Customer Communication Any AI tool intermediate

Compare what acquisition and retention actually cost you, spot over-rotation, and reallocate with three moves on each side.

When to use it: Use when marketing chases new customers while existing ones quietly lapse — or the reverse — and you want the balance argued from your numbers.
You are a growth adviser for an Australian small business. Work out the right balance between attracting new customers and keeping current ones — argued from the business's own numbers, not the usual slogans.

BUSINESS: [TYPE + ROUGH CUSTOMER NUMBERS]
ACQUISITION TODAY: [WHAT YOU DO TO WIN NEW CUSTOMERS + ROUGH MONTHLY COST AND HOURS]
RETENTION TODAY: [WHAT YOU DO TO KEEP EXISTING ONES + COST AND HOURS — often close to nothing]
REPEAT PICTURE: [ANY NUMBERS — repeat rate, average customer lifetime, or honest guesses labelled as such]
GROWTH GOAL: [WHAT YOU'RE TRYING TO ACHIEVE THIS YEAR]
CAPACITY: [CAN YOU ACTUALLY SERVE MORE CUSTOMERS RIGHT NOW?]

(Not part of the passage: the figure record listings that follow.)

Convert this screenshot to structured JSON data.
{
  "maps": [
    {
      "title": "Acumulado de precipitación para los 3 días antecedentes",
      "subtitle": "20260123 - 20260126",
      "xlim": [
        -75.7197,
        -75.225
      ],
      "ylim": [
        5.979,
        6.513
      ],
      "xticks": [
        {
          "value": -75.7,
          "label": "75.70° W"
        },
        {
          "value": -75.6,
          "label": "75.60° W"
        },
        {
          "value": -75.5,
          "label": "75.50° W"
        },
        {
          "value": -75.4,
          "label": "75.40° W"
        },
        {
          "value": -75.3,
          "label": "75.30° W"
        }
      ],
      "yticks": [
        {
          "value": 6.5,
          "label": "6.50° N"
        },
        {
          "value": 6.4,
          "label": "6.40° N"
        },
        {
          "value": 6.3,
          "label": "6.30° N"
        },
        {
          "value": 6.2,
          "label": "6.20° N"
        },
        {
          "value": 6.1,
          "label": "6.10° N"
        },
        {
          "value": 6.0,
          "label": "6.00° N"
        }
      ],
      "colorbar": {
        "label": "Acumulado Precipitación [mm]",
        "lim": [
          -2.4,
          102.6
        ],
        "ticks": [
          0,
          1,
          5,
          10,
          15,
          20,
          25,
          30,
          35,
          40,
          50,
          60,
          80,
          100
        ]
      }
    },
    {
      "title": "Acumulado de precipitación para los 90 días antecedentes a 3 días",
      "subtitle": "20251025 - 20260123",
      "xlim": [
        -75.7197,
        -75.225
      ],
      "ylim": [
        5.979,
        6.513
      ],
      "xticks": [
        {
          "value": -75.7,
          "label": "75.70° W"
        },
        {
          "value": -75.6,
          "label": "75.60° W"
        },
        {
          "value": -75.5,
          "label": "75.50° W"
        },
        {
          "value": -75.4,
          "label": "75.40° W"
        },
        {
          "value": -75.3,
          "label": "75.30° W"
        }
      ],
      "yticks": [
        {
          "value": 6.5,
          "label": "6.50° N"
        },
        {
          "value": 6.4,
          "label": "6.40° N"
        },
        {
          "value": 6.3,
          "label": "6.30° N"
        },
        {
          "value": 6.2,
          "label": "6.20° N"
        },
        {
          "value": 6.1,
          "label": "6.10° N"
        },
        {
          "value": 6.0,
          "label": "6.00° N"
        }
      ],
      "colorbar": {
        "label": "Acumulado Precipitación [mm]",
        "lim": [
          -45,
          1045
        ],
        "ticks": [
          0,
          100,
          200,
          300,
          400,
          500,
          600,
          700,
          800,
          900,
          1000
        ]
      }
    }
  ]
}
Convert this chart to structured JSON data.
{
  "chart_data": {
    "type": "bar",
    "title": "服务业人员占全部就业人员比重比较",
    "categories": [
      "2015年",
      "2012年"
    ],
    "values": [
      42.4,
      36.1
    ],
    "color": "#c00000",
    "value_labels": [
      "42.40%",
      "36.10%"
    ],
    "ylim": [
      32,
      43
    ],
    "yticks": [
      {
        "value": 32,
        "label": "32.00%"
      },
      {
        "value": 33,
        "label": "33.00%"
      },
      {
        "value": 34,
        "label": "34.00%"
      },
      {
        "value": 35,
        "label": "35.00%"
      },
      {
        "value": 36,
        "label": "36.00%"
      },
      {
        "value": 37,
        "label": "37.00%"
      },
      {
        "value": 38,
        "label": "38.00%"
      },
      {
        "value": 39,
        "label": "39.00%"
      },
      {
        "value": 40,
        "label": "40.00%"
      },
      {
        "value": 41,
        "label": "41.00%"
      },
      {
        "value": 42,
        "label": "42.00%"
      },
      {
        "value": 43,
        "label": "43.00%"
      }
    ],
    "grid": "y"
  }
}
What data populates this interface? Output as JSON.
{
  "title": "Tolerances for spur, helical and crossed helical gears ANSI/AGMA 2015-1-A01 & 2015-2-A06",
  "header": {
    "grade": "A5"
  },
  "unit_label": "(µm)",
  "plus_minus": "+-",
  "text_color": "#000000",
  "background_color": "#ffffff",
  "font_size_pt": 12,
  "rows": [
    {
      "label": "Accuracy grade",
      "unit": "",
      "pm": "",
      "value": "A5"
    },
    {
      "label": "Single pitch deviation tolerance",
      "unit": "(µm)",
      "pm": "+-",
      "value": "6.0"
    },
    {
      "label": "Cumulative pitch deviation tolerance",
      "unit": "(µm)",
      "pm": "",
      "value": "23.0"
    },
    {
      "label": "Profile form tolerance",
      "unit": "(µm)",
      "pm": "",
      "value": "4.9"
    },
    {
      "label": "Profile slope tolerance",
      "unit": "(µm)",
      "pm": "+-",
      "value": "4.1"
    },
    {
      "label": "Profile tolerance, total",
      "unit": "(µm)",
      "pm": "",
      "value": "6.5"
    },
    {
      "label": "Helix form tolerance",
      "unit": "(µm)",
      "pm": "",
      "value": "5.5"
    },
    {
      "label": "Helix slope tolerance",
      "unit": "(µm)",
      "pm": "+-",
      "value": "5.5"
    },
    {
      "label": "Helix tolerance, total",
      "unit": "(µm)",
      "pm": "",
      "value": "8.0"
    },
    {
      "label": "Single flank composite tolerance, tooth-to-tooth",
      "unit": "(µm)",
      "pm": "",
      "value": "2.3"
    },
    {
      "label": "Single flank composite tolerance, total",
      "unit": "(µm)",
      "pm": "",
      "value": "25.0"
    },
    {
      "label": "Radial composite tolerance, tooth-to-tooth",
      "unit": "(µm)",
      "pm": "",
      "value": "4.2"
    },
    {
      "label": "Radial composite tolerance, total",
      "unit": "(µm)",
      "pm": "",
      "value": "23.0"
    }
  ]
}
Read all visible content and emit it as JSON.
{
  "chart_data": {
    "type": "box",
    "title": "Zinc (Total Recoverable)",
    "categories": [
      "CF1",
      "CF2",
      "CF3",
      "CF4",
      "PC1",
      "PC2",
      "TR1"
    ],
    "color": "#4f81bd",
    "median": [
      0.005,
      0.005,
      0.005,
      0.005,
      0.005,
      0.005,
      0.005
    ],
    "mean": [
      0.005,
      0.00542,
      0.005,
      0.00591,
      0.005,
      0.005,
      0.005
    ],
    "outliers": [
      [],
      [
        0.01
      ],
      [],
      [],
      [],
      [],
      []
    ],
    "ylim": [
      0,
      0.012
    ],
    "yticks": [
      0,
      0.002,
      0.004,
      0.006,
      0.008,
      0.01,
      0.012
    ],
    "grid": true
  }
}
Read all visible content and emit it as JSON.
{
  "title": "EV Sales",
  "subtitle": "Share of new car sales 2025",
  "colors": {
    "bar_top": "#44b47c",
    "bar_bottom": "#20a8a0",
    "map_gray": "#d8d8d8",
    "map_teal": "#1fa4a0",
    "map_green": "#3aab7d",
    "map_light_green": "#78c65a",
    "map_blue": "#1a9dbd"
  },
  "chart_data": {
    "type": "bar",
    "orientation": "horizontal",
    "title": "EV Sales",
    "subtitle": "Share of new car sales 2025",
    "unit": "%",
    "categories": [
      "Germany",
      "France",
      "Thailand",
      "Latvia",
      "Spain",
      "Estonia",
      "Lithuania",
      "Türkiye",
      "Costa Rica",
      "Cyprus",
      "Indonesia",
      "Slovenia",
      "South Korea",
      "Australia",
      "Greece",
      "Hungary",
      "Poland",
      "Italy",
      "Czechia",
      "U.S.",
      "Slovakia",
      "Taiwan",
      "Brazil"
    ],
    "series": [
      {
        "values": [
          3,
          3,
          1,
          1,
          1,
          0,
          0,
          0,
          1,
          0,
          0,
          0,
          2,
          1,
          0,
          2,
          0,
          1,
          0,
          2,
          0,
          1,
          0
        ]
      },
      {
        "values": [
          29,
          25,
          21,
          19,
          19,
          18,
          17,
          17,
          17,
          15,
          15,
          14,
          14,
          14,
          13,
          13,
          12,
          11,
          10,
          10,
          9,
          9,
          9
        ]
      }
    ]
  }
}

Before recommending, run the capacity check: if the business can't serve more customers well, acquisition spend is buying future bad reviews — that finding overrides everything else.

Requirements:
1. Lay out current allocation: dollars and hours per side, from my inputs only; gaps become [NEEDED: …] with a note on how to get the number.
2. Compare cost-to-win vs cost-to-keep using MY figures where possible. Where figures are missing, present the comparison as a framework with my [NEEDED] slots — never substitute industry averages as if they were mine.
3. Verdict: which side is over-weighted for the stated goal and capacity, in plain words with the reasoning shown.
4. Recommend a target split (hours and dollars) with its justification tied to the goal.
5. Three concrete moves per side: the acquisition moves that best fit this business type, and the retention moves that protect the base — each with cost, effort and the number it should shift.
6. Stop-doing list: current activities on either side that the comparison exposes as poor value.
7. Review rhythm: which two numbers to check monthly to know the balance is working.

Output: current-vs-recommended allocation table → verdict and reasoning → three moves each side → stop-doing list → monthly check.

Rules: acknowledge uncertainty honestly — a recommendation built on guesses says so and names the first number to firm up. En-AU spelling.

Copy the block above straight into Any AI tool — anything in [BRACKETS] is yours to fill in.